Entonces la vio, rodeada de sus caballeros y hablando con el jinete de dragón. De repente un hombre se apartó del grupo y corrió hacia la multitud gritando que se aproximaban Dragones Dorados y Plateados, reptiles montados por Caballeros de Solamnia. La gente juró y maldijo y empezó a empujar sin contemplaciones. Silvanoshei recibió tal empellón que faltó poco para que diera con sus huesos en el suelo. En medio del tumulto se esforzó por no perderla de vista.

La noticia de los dragones y los caballeros le importaba poco. Pensó en ella sólo bajo la perspectiva de cómo afectaría a Mina. Estaba convencido de que la joven dirigiría la batalla, y temió que no tendría ocasión de hablar con ella. Se quedó estupefacto hasta lo indecible cuando la vio dar media vuelta y alejarse, abandonando a sus tropas.

Lo que para sus caballeros representaba una pérdida para él fue una bendición. La voz de Mina le llegó con claridad.

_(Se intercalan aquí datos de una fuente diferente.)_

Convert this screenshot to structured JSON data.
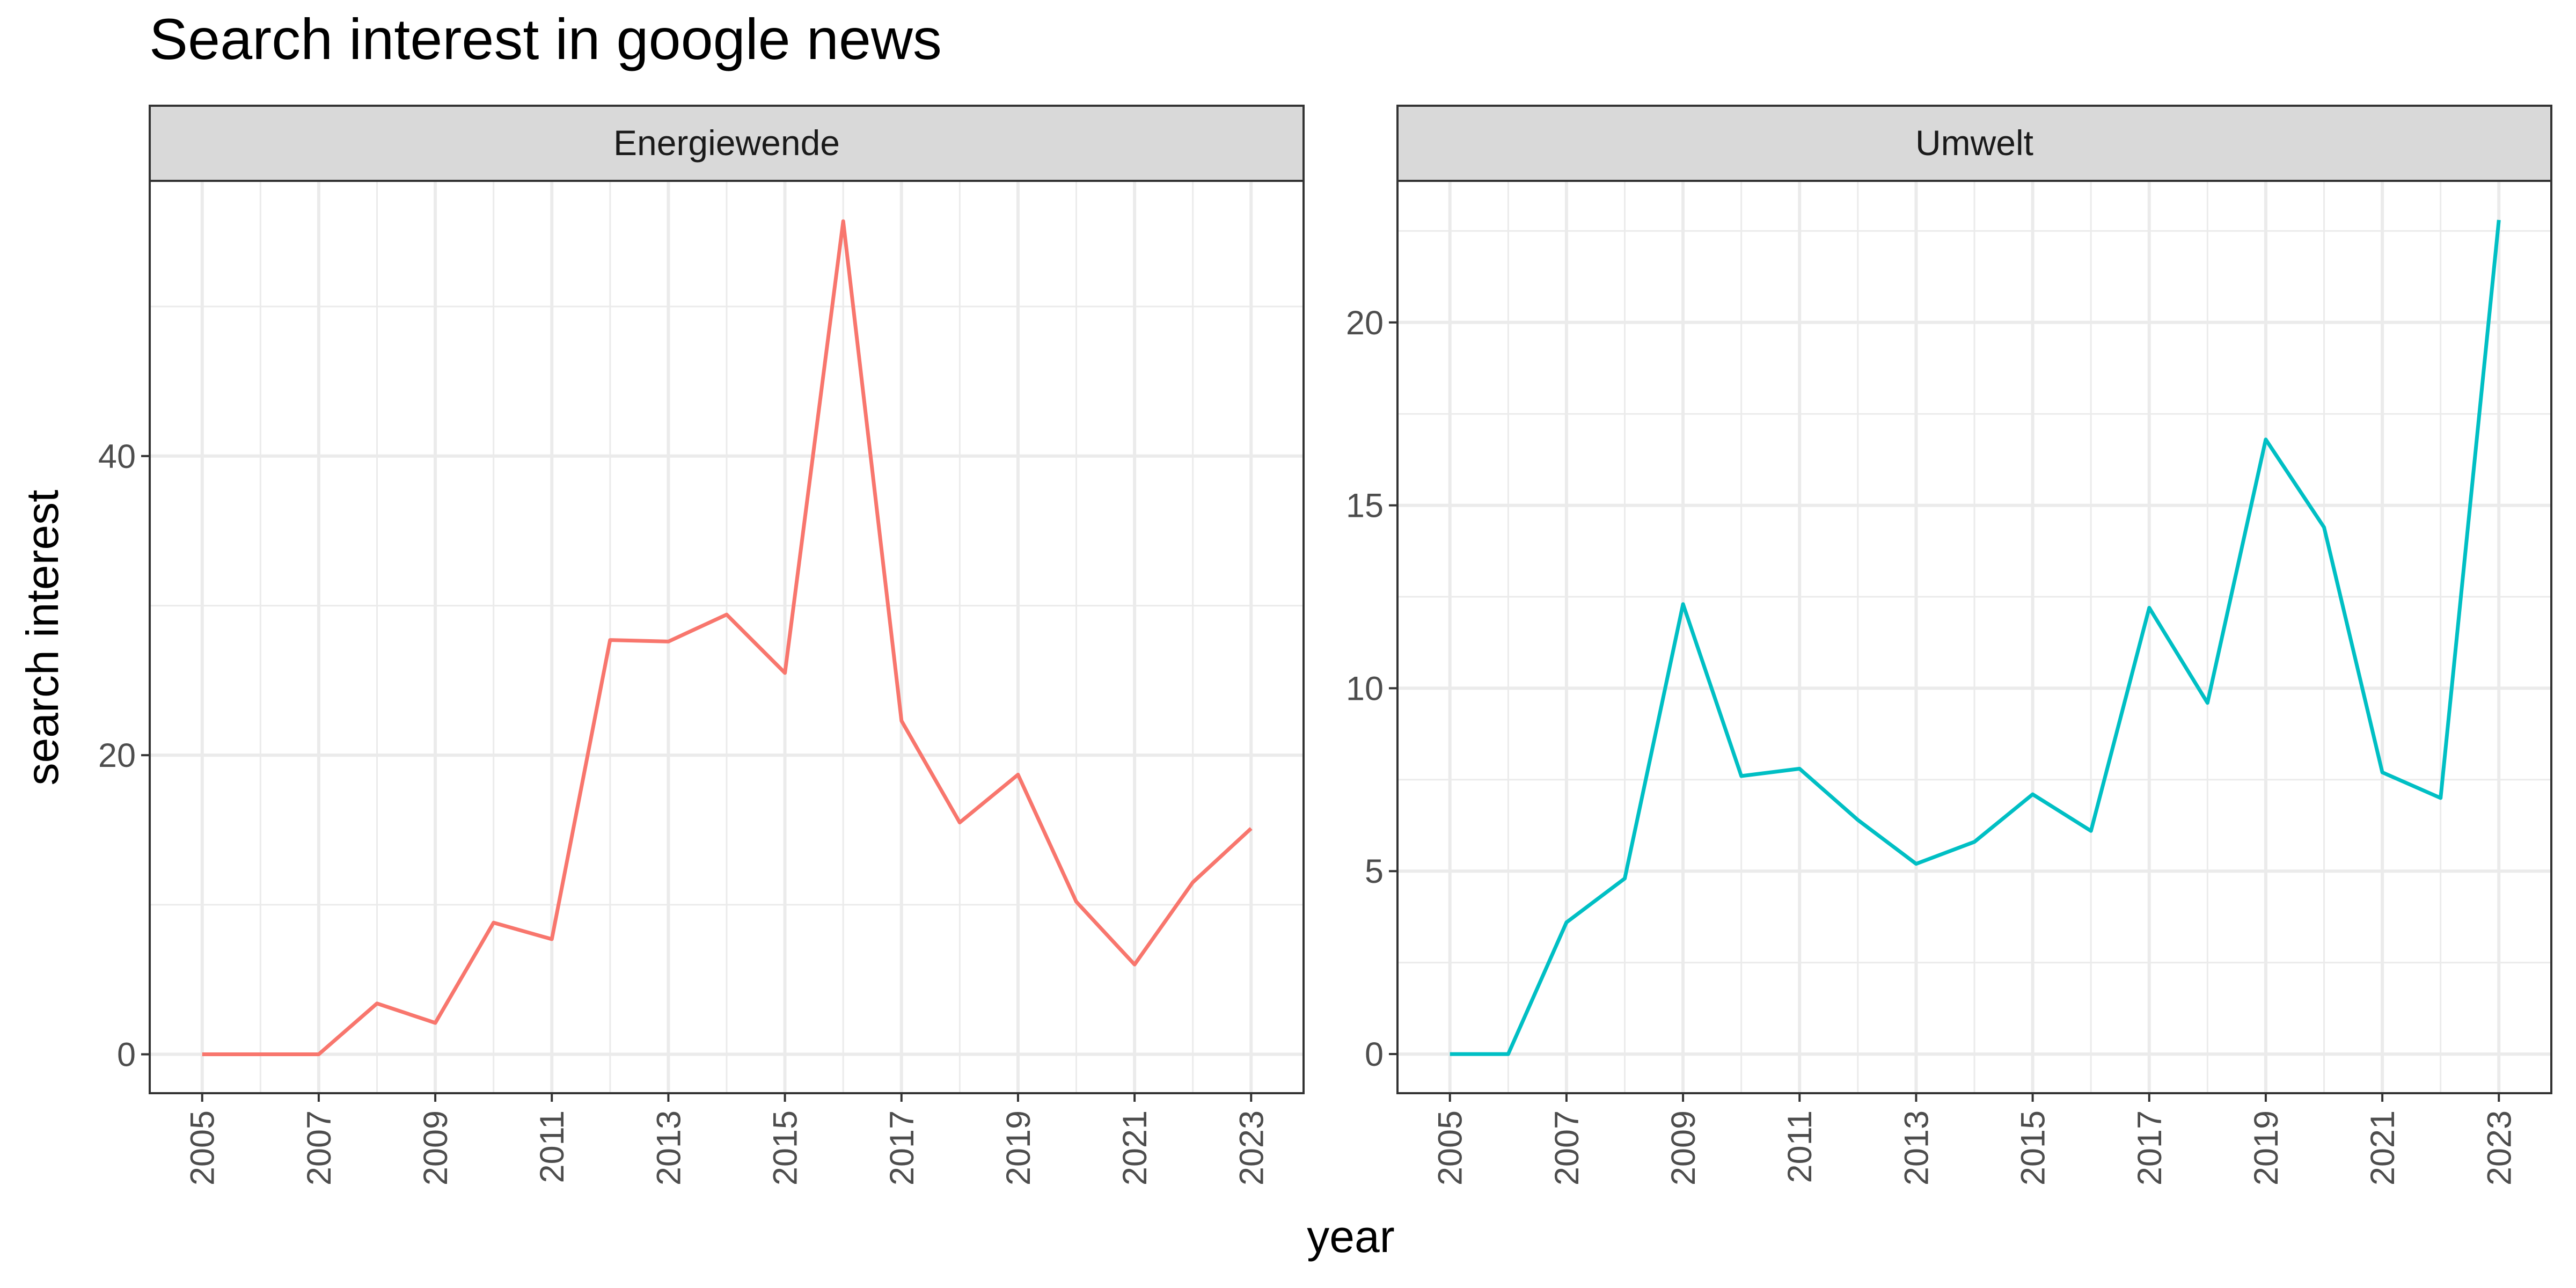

—Voy al templo a preparar la ceremonia.

Por fin. Quizá encontraría el modo de hablar con ella.

Silvanoshei entró en el túnel que había descubierto confiando en que sus cálculos fueran correctos y que lo condujera bajo el foso de lava hasta el Templo de Duerghast. La esperanza del elfo casi se esfumó cuando descubrió que el techo del túnel estaba parcialmente desplomado. Siguió adelante sorteando los escombros de piedra y tierra y, finalmente, encontró una escalera de mano que conducía a la superficie.

La subió rápidamente, si bien tuvo el sentido común de detenerse cuando se acercó a la parte superior. Una trampilla de madera cerraba el acceso al túnel y lo ocultaba a quienes estuvieran arriba. Cuando empujó la trampilla su mano traspasó la madera podrida y una cascada de polvo y astillas le cayó encima. Cautelosamente, se asomó por el agujero de la trampilla. La intensa luminosidad del sol casi lo cegó. Parpadeó y esperó a que los ojos se acostumbraran a la luz.

El Templo de Duerghast se hallaba a corta distancia.

Para llegar a él tendría que cruzar un espacio abierto. Estaría a la vista de cualquiera que hubiera en las murallas. Silvanoshei dudaba que alguien lo viera o le prestara atención. Todos los ojos estaban vueltos al cielo.